Software Development, 5 Security Measures to not Forget!

Over the past few months, we have witnessed the growth in the trend for generating awareness programs about secure application development.

Security in software products constitutes an emerging property dictated by the cohesion of multiple factors throughout the development process, from its very conception to the death of the product. When we talk about evaluating the security of computer programs, we refer to a set of activities throughout the development cycle that is born with the idealization of the system and extends over the design, codification, and strengthening of it.

We must not fall into the mistake of confusing system security with its characteristics, such as the use of certain protocols such as SSL. Nor should we confuse it with the security components that are embedded in the system architecture, such as the presence of firewalls, or limit it to compliance with a particular regulation or certification.

How do we guide secure development?

To help assess security maturity in the software development process, the exhibitors at presents a list of common problems when designing applications, which may affect security in the final product. Let’s see what these tips are for safe design.

  1. No component is reliable until proven otherwise

A common mistake in software development is to encompass sensitive functionality in a runtime environment over which we have no control. It should not be assumed that system components are reliable until this can be demonstrated.

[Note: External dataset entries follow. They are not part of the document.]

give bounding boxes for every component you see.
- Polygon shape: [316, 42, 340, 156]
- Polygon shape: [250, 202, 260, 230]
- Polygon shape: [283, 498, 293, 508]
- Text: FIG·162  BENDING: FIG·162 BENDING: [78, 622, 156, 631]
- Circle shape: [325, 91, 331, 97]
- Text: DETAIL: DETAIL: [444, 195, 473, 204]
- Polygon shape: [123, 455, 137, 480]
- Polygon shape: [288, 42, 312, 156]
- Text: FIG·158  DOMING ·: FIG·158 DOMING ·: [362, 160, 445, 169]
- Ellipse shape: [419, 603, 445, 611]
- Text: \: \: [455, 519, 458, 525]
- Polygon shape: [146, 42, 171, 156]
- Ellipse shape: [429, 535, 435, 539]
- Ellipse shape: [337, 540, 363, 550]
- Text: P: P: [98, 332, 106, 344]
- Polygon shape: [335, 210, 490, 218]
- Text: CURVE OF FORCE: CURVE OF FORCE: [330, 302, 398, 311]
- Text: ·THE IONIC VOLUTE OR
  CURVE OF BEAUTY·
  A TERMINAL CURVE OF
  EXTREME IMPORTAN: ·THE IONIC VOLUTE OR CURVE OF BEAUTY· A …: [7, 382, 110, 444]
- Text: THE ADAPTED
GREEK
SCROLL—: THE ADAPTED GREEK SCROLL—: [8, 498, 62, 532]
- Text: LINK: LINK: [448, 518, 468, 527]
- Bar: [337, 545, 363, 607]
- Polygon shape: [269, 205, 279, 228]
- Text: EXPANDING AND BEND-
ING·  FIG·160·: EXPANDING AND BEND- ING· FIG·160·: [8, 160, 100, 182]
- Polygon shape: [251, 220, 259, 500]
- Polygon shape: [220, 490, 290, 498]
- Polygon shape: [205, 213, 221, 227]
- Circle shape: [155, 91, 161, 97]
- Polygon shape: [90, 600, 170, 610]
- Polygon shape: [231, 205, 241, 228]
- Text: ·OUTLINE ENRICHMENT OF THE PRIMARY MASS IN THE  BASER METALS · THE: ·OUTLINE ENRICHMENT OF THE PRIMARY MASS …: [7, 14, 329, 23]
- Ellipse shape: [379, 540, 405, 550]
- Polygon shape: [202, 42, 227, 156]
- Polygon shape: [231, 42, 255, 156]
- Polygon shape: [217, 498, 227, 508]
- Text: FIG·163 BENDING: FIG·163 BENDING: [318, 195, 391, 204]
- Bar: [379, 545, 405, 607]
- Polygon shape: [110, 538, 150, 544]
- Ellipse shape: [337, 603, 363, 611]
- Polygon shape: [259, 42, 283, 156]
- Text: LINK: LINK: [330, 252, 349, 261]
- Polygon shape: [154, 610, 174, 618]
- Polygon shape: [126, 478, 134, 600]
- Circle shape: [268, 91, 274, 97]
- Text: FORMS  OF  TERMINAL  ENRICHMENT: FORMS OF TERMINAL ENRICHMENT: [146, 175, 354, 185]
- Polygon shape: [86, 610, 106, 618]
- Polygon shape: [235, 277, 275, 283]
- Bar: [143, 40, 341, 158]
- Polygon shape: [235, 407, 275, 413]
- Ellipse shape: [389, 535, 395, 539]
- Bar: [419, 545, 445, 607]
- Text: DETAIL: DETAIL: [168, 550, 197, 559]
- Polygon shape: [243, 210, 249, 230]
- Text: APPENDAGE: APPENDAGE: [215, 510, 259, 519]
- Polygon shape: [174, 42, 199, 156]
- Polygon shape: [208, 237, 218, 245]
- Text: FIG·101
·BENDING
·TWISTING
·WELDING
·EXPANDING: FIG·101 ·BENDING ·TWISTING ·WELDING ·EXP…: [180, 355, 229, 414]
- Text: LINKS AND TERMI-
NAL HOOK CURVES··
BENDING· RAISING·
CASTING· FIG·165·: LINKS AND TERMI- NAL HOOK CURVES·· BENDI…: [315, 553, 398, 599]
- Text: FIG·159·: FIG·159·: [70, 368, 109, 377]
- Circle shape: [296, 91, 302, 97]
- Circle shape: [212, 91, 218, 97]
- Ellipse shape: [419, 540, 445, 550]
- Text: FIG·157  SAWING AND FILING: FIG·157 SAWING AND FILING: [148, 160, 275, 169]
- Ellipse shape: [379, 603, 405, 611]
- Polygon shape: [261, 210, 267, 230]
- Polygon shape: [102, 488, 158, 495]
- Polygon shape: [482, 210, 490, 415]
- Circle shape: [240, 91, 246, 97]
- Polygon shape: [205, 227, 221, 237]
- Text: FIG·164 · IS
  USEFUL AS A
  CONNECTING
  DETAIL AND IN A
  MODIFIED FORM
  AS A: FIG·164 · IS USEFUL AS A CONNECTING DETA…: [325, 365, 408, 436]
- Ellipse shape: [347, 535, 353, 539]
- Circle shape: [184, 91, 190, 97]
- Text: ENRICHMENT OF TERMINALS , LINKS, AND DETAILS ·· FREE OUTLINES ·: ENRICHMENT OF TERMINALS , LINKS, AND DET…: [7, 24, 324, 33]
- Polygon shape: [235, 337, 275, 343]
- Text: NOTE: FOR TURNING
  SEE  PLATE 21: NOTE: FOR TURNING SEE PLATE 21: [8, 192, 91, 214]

For example, if we have a client-server environment, precautions should be taken against adulterated potential clients by deploying verification mechanisms. We must think that it is in the domain of the user who will not always have the best intentions.

  1. Outline authentication mechanisms difficult to circumvent

Authentication is the process that allows us to prove the identity of the user and assign him a unique identifier. The development of centralized authentication methods that cover every possible path of entry is one of the pillars in the construction of secure applications.

If it is web pages, we must think about which sites will require the management of authenticated users, and take care that undue third parties do not intrude on the system from unprotected URLs. The use of multiple authentication factors will allow us to strengthen the system by checking not only what the user knows but, for example, also what the user has.

  1. Authorize, in addition, to authenticate

Authorization is the process that designates whether or not an authenticated user can take an action that changes the state of the system. Authorization processes for authenticated users must be thought through design and prevents sessions that have fallen into the wrong hands.

  1. Separate data from control instructions

This point is key when working with code capable of modifying itself, or languages ​​that compile said code at runtime -such as JavaScript-, where the same instructions are received as data. So, it becomes of utmost importance to sanitize the inputs the system receives to prevent attackers from manipulating the flow of execution by entering malicious data.

  1. Validate all data explicitly

Entries to the system should be evaluated with a whitelist over blacklist philosophy: determine what will be allowed, and deny anything that does not correspond. We must think that an attacker interprets the data as possible programming languages, with the intention of manipulating the state of the system. Therefore, it becomes necessary to inspect these input data, generating automatic procedures to bring them into well-known canonical forms.

Furthermore, this validation of inputs must take place close to the moment in which the data is actually used since the gap between validation and use provides a window of opportunity for the generation of attacks.

To implement this, you can design common components that centralize both syntactic –structural– and semantic –meaning– validations and take advantage of the data types present in the programming language you are working on.